I've always been impressed by Elizabeth. I used to enjoy sitting with her at the Music Academy as we waited for our kids to finish their lessons. She had good taste in all things including, like me, naming her daughter Stephanie! It was great to sing with her in Elektra and to watch her at work with the Chamber Choir. But it was in her latter years dealing with MS that I was most impressed. She took what life gave her and carried on, thoughtfully and with resilience. I found her CBC interview uplifting and it revealed a most beautiful soul. I'm so sorry not to be in town for the celebration of life. I'm sure it will be glorious. Much love to Bernard and all the family.
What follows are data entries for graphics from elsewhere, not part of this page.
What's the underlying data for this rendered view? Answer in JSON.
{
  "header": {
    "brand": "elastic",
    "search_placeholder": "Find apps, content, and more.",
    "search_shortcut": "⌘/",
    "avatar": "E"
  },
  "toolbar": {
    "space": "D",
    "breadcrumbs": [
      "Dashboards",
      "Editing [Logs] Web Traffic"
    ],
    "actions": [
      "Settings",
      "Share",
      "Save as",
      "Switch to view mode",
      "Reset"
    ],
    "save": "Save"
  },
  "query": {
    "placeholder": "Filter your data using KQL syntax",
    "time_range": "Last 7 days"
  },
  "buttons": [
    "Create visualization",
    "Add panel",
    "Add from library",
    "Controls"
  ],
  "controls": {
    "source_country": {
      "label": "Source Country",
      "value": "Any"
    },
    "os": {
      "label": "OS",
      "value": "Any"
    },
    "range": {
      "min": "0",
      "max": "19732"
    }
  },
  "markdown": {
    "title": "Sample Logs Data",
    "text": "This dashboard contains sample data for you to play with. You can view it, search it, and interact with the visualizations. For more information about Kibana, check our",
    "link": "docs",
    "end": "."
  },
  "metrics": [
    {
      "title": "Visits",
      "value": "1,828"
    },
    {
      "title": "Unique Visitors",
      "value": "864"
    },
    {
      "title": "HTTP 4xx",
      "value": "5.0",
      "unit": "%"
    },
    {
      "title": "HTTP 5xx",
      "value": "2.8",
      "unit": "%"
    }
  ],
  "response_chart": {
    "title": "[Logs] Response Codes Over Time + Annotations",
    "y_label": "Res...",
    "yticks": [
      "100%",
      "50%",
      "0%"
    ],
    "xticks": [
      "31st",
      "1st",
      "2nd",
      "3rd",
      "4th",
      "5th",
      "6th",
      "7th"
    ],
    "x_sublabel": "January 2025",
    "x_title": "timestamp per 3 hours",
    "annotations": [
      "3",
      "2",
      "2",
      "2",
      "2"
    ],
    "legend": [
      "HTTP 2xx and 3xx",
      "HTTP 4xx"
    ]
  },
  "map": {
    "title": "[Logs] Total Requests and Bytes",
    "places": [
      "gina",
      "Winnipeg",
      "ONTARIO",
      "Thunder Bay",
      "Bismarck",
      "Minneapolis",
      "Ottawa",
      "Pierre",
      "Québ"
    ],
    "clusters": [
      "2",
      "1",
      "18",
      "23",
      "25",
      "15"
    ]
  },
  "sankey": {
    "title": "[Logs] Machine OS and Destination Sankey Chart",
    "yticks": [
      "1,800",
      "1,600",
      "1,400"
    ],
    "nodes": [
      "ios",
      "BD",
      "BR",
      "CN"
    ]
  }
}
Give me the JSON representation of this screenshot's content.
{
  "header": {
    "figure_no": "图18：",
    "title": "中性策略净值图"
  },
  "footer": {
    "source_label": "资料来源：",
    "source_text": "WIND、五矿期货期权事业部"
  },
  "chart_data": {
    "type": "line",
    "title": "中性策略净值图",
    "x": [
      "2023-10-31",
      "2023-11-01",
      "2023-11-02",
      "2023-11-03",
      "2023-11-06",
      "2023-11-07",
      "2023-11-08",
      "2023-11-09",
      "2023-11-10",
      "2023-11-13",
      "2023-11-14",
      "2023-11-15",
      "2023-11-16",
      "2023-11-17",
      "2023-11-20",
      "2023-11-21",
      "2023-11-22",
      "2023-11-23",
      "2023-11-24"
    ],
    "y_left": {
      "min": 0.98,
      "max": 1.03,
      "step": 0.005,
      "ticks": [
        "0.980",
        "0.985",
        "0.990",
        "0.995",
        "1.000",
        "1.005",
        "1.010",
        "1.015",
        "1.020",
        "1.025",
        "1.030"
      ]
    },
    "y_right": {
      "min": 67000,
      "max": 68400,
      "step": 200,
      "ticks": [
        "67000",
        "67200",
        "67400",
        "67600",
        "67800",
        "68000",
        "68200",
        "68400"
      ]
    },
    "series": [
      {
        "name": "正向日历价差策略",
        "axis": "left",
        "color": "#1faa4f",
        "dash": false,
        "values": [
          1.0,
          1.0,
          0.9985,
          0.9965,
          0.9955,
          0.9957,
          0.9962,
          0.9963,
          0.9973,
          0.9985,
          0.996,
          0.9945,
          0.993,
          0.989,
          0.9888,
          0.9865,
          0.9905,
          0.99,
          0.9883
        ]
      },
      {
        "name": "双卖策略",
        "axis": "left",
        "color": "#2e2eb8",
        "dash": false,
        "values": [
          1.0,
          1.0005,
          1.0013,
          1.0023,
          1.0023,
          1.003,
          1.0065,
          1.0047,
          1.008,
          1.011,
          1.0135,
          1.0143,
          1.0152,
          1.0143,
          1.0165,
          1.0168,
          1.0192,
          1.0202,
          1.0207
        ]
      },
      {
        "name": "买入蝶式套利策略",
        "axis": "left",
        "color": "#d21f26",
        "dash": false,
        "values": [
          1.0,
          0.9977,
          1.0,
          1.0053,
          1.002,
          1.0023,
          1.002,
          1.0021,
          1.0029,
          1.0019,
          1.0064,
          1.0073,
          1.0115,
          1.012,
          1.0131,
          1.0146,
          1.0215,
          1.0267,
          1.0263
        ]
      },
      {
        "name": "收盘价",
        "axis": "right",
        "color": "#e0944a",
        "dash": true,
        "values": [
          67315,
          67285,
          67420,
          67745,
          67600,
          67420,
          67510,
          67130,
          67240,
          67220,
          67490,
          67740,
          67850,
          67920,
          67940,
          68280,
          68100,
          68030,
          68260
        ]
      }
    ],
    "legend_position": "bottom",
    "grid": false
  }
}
I’ll miss Elizabeth so much—our chats and our projects, our shared stories, and so many belly laughs—and I always reflect on her courage and wisdom to adapt to her situation. She once told me, “Sure, I used to complain about MS changing my life but realized that was taking my time.” Instead, she chose to be fully alive, within the limitations she was dealt. And gosh, what an amazing reader, writer, thinker, activist, music lover and listener she was. Elizabeth showed fascination in my work and my life, and I’m guessing everyone who knew her has felt a similar delight in her presence. My heart goes out to her family, with unending gratitude for all you and her care providers have done to support Elizabeth over the years.

Elizabeth was estimable in many ways but one trait was unique in my experience. Whenever she talked with someone, that person had her complete & unwavering attention. Every conversation I had with her enriched and uplifted me. My future is poorer now that she won’t be in it.

Elizabeth was easily one of the most interesting people I’ve ever known. And one of the most accomplished. She was memorable in every way, but what I shall hold onto most are the conversations. She could be silly. She could be profound. But she could never be inattentive. An inextinguishable capacity to remain curious seemed to underlie the obvious knowledge and wisdom she brought to the table. To that she added an extraordinary capacity to listen. The high arts, the low ones, politics, the planet – they all came alive when Elizabeth spoke, and though you never knew, going in, quite what views you’d leave with, going out, you did know that you’d feel better about yourself when it was over, and usually about the world itself. We have lost a luminous soul. Farewell, my dear dear friend.

Such a beautiful tribute to dear Elizabeth, who will be So Very Missed. What a remarkable person, who got so much out of - and gave so much to - life. I am grateful to have so many happy memories of her. I can't even picture her with a serious expression on her face! She always exuded such warmth. May her memory do the same. Big Hugs and so much love to you all.